Fiel à intenção de reeditar com capricho toda a obra do escritor de Cruz Alta, a Companhia das Letras solta agora justamente Fantoches e outros contos, unindo o volume que colocou Erico no mercado aos outros contos escritos ao longo da carreira. Só que desta vez a editora caprichou um pouco demais. Na primeira parte do livro — Fantoches —, a Companhia das Letras se baseou na edição comemorativa de 40 anos da publicação original, em que Verissimo, já consagrado e a poucos anos de sua morte, relê os textos juvenis e faz comentários acerca deles nas margens das páginas. São anotações, brincadeiras, desenhos, referências, dicas de onde vieram as idéias dos enredos. E acima de tudo autocrítica: ele só conseguia ver ali a imaturidade do autor iniciante (“pecadilhos da mocidade”), que abusa do lugar-comum, das expressões pomposas, das frases infelizes, das repetições (“outra vez essa palavra!”) e que beira o plágio quando apenas deveria parecer influenciado.

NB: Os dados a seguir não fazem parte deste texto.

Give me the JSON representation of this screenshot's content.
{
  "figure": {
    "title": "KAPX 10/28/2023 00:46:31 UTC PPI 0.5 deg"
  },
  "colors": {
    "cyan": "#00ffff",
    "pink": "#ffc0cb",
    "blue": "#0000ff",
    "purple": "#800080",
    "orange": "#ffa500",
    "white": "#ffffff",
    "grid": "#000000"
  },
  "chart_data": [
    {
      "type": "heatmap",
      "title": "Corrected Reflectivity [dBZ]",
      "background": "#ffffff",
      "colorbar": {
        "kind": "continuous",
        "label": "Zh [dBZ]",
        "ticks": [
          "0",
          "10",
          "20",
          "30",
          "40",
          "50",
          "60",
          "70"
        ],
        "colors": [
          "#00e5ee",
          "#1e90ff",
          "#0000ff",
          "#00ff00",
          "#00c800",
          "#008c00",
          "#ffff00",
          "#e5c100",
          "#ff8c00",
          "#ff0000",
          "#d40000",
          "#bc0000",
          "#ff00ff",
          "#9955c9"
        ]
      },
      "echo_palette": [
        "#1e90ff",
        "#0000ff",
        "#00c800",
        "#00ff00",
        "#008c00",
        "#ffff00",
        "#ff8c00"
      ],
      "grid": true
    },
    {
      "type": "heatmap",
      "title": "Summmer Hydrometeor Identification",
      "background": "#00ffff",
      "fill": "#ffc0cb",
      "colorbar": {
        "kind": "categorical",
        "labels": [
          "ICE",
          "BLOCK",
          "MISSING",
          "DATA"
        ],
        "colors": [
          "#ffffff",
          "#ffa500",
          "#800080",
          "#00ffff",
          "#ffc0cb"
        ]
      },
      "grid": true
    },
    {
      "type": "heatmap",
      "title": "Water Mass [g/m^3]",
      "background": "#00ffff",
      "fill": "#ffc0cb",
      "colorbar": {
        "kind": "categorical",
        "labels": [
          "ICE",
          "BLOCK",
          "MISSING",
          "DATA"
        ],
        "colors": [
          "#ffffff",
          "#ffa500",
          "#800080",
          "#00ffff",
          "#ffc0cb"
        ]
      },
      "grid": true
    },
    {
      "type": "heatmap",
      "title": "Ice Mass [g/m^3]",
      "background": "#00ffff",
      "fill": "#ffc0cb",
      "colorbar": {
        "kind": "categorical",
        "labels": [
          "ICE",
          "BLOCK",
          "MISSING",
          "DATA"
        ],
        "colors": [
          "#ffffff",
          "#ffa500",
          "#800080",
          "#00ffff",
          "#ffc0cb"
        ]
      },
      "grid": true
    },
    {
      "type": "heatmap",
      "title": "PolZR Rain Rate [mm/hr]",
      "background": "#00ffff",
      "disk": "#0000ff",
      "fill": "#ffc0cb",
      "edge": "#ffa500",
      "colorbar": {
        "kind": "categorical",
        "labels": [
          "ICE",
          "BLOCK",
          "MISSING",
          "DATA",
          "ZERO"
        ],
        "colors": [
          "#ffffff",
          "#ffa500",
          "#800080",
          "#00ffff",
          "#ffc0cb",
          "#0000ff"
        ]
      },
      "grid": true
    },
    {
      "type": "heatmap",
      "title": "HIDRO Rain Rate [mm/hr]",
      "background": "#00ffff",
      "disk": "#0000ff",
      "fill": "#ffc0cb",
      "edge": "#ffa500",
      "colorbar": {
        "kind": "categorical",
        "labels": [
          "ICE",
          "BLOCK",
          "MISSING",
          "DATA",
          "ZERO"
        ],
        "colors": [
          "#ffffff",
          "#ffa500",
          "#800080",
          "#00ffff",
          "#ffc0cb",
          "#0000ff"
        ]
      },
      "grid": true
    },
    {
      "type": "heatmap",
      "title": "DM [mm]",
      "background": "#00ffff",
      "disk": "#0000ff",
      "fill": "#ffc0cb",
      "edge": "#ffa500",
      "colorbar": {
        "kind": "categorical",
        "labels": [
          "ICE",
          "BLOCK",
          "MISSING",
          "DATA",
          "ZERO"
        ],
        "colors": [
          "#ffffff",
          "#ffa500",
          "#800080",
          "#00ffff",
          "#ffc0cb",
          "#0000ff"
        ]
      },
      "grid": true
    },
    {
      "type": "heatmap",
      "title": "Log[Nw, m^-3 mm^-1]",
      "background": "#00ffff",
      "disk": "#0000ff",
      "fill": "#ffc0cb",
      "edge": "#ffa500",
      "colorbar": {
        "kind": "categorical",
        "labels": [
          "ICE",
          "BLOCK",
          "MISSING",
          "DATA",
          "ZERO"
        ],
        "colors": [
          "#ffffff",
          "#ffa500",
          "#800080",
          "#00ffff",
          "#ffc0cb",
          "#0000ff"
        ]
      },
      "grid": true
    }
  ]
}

Então o que há de errado na decisão da editora de resgatar essas anotações? De fato são documentos históricos, essenciais para compreendermos a composição e o conteúdo das histórias, além de constituir uma rara oportunidade de penetrarmos a intimidade do artista, seu modus operandi e, caso raro, sua modéstia e insegurança (e de serem um luxuoso quitute para os fãs). O mais correto, no entanto, seria colocar tudo isso como apêndice ao fim do livro. Na opção pelo fac-símile, as constantes anotações, riscos, ilustrações e sublinhados ao longo do texto dificultam bastante a leitura, além de distrair a atenção. Lê-se uma frase e, como está sublinhada, vai-se ao canto da página ver o que Erico tem a dizer a respeito dela. É um tanto dispersivo e incômodo. Na segunda parte, a dos outros contos, a diagramação é normal — um alívio.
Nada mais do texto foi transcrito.